ON THE SILVER SCREEN: "SISTER" ACT
By Brian Lafferty
September 9, 2011 (San Diego) – Mozart’s Sister is the year’s leading candidate for the year’s dullest film. During the two hour running time I counted only three instances of mental stimulation and they were as brief as they could get. This is one of those movies in which there is absolutely nothing to think about.
Mozart’s Sister is a period piece that takes place in 1763. Nannerl (Marie Féret, daughter of director René Féret) is the young Wolfgang’s older sister. She’s musically talented, but the times forbid her and her female ilk from performing.
I simply could not care about the film or its characters. Maybe it’s because the focus is on an unimportant person. Nannerl is essentially a footnote in the annals of music history; the titles preceding the end credits state that she died penniless. Just as a cigar is just a good smoke, a footnote is just that, a footnote.

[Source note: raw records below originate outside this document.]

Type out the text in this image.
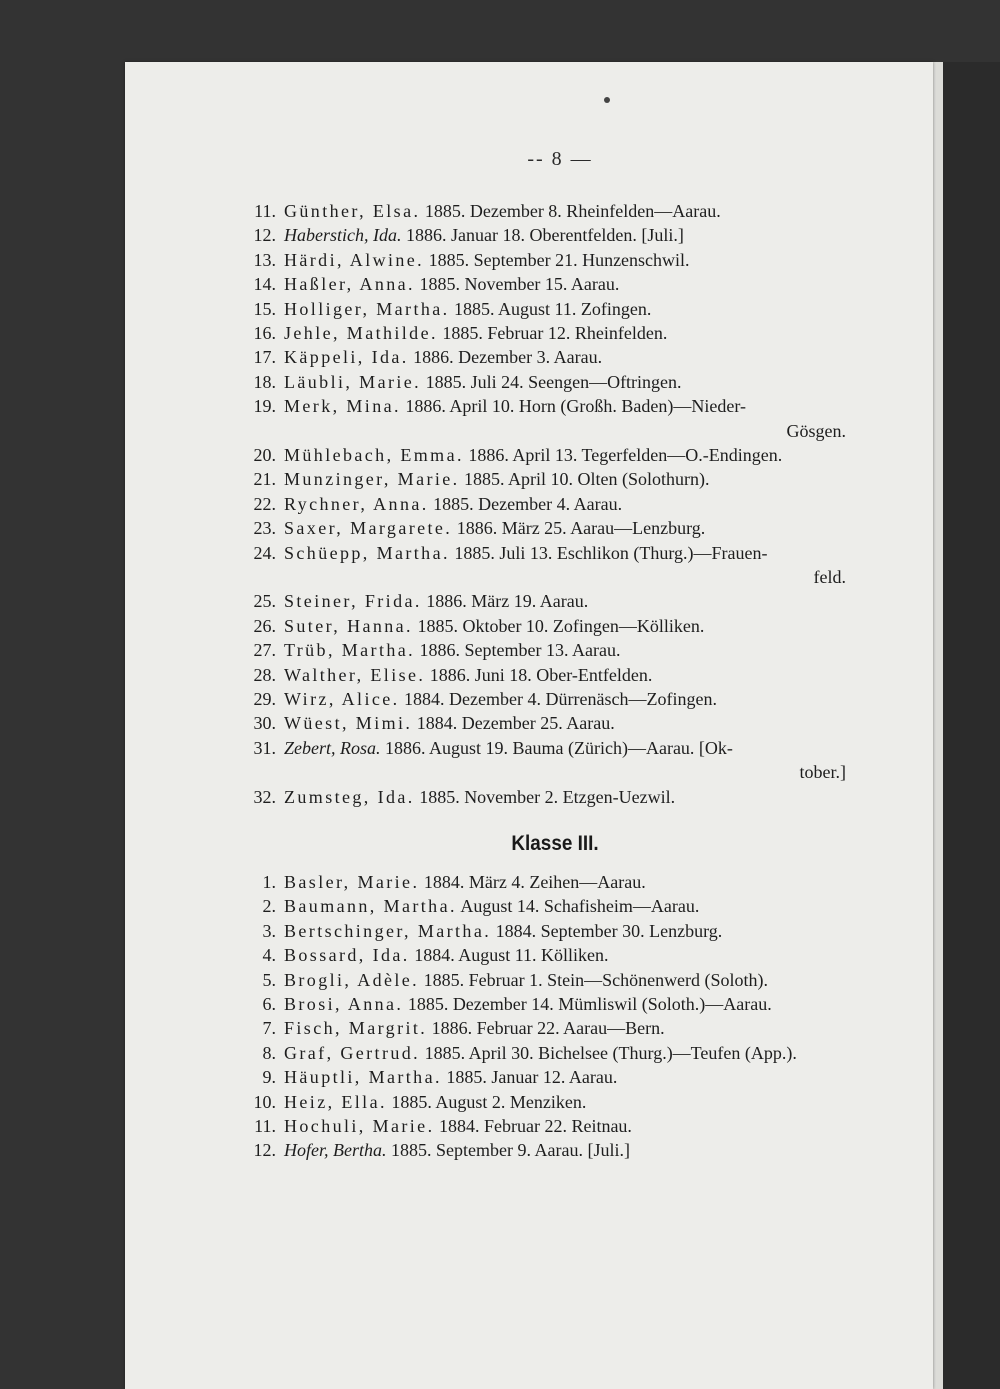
-- 8 —
11. Günther, Elsa. 1885. Dezember 8. Rheinfelden—Aarau.
12. Haberstich, Ida. 1886. Januar 18. Oberentfelden. [Juli.]
13. Härdi, Alwine. 1885. September 21. Hunzenschwil.
14. Haßler, Anna. 1885. November 15. Aarau.
15. Holliger, Martha. 1885. August 11. Zofingen.
16. Jehle, Mathilde. 1885. Februar 12. Rheinfelden.
17. Käppeli, Ida. 1886. Dezember 3. Aarau.
18. Läubli, Marie. 1885. Juli 24. Seengen—Oftringen.
19. Merk, Mina. 1886. April 10. Horn (Großh. Baden)—Nieder-
Gösgen.
20. Mühlebach, Emma. 1886. April 13. Tegerfelden—O.-Endingen.
21. Munzinger, Marie. 1885. April 10. Olten (Solothurn).
22. Rychner, Anna. 1885. Dezember 4. Aarau.
23. Saxer, Margarete. 1886. März 25. Aarau—Lenzburg.
24. Schüepp, Martha. 1885. Juli 13. Eschlikon (Thurg.)—Frauen-
feld.
25. Steiner, Frida. 1886. März 19. Aarau.
26. Suter, Hanna. 1885. Oktober 10. Zofingen—Kölliken.
27. Trüb, Martha. 1886. September 13. Aarau.
28. Walther, Elise. 1886. Juni 18. Ober-Entfelden.
29. Wirz, Alice. 1884. Dezember 4. Dürrenäsch—Zofingen.
30. Wüest, Mimi. 1884. Dezember 25. Aarau.
31. Zebert, Rosa. 1886. August 19. Bauma (Zürich)—Aarau. [Ok-
tober.]
32. Zumsteg, Ida. 1885. November 2. Etzgen-Uezwil.
Klasse III.
1. Basler, Marie. 1884. März 4. Zeihen—Aarau.
2. Baumann, Martha. August 14. Schafisheim—Aarau.
3. Bertschinger, Martha. 1884. September 30. Lenzburg.
4. Bossard, Ida. 1884. August 11. Kölliken.
5. Brogli, Adèle. 1885. Februar 1. Stein—Schönenwerd (Soloth).
6. Brosi, Anna. 1885. Dezember 14. Mümliswil (Soloth.)—Aarau.
7. Fisch, Margrit. 1886. Februar 22. Aarau—Bern.
8. Graf, Gertrud. 1885. April 30. Bichelsee (Thurg.)—Teufen (App.).
9. Häuptli, Martha. 1885. Januar 12. Aarau.
10. Heiz, Ella. 1885. August 2. Menziken.
11. Hochuli, Marie. 1884. Februar 22. Reitnau.
12. Hofer, Bertha. 1885. September 9. Aarau. [Juli.]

The color and lighting are the only aspects that offer something to look at. Cinematographer Benjamín Echazarreta’s use of candlelight is spot on. The colors are not visually arresting, but the orange glow during night scenes and the waves of blue for nighttime shots help Mozart’s Sister avoid turning into a 35-millimeter black hole.
I do question Echazarreta’s use of the handheld camera. It doesn’t work at all. The setting is far too elegant for the rough shaking. It becomes so distracting that it severely undermines the sets and color scheme that he composed with care. It doesn’t cohere with the ultra-understated tone and atmosphere.
What’s most frustrating is the film’s inability to figure out what it wants to be about. Director and screenwriter Féret introduces plots and meagerly develops them before letting them fizzle out.
One of these plots is the film’s attempt at feminism. The first thirty minutes make it appear to be a film about Nannerl striving for an equal opportunity to perform. It teases us into believing that Nannerl, a musically gifted young lady, will rebel against this suppression while her brother starts to shine (the young Mozart has very little screen time, however).
Then the film turns into an 18th century Tootsie in reverse, with Nannerl being disguised as a boy, which gives her the opportunity to show off her skills. The introduction to this plot was one of the only three times that my mind felt somewhat awake.
But these two plots never take off. They aren’t abandoned entirely, but they don’t have any room to fully develop. They are two hugely missed opportunities. When this becomes apparent, all emotional investment in the film is lost.
Classical music enthusiasts may get something out of Mozart’s Sister. For everyone else, your money is better spent in Vegas and your time better spent watching your friend’s home movies.
Mozart’s Sister is now playing at the Landmark Ken Cinema.
A Music Box Films release. Director: Réne Féret. Screenplay: René Féret. Original Music: Marie-Jeanne Serrero. Cinematography: Benjamîn Echazarreta. Cast: Marie Féret, Marc Barbé, Delphine Chuillot, David Moreau, and Le Dauphin. 120 minutes. Unrated.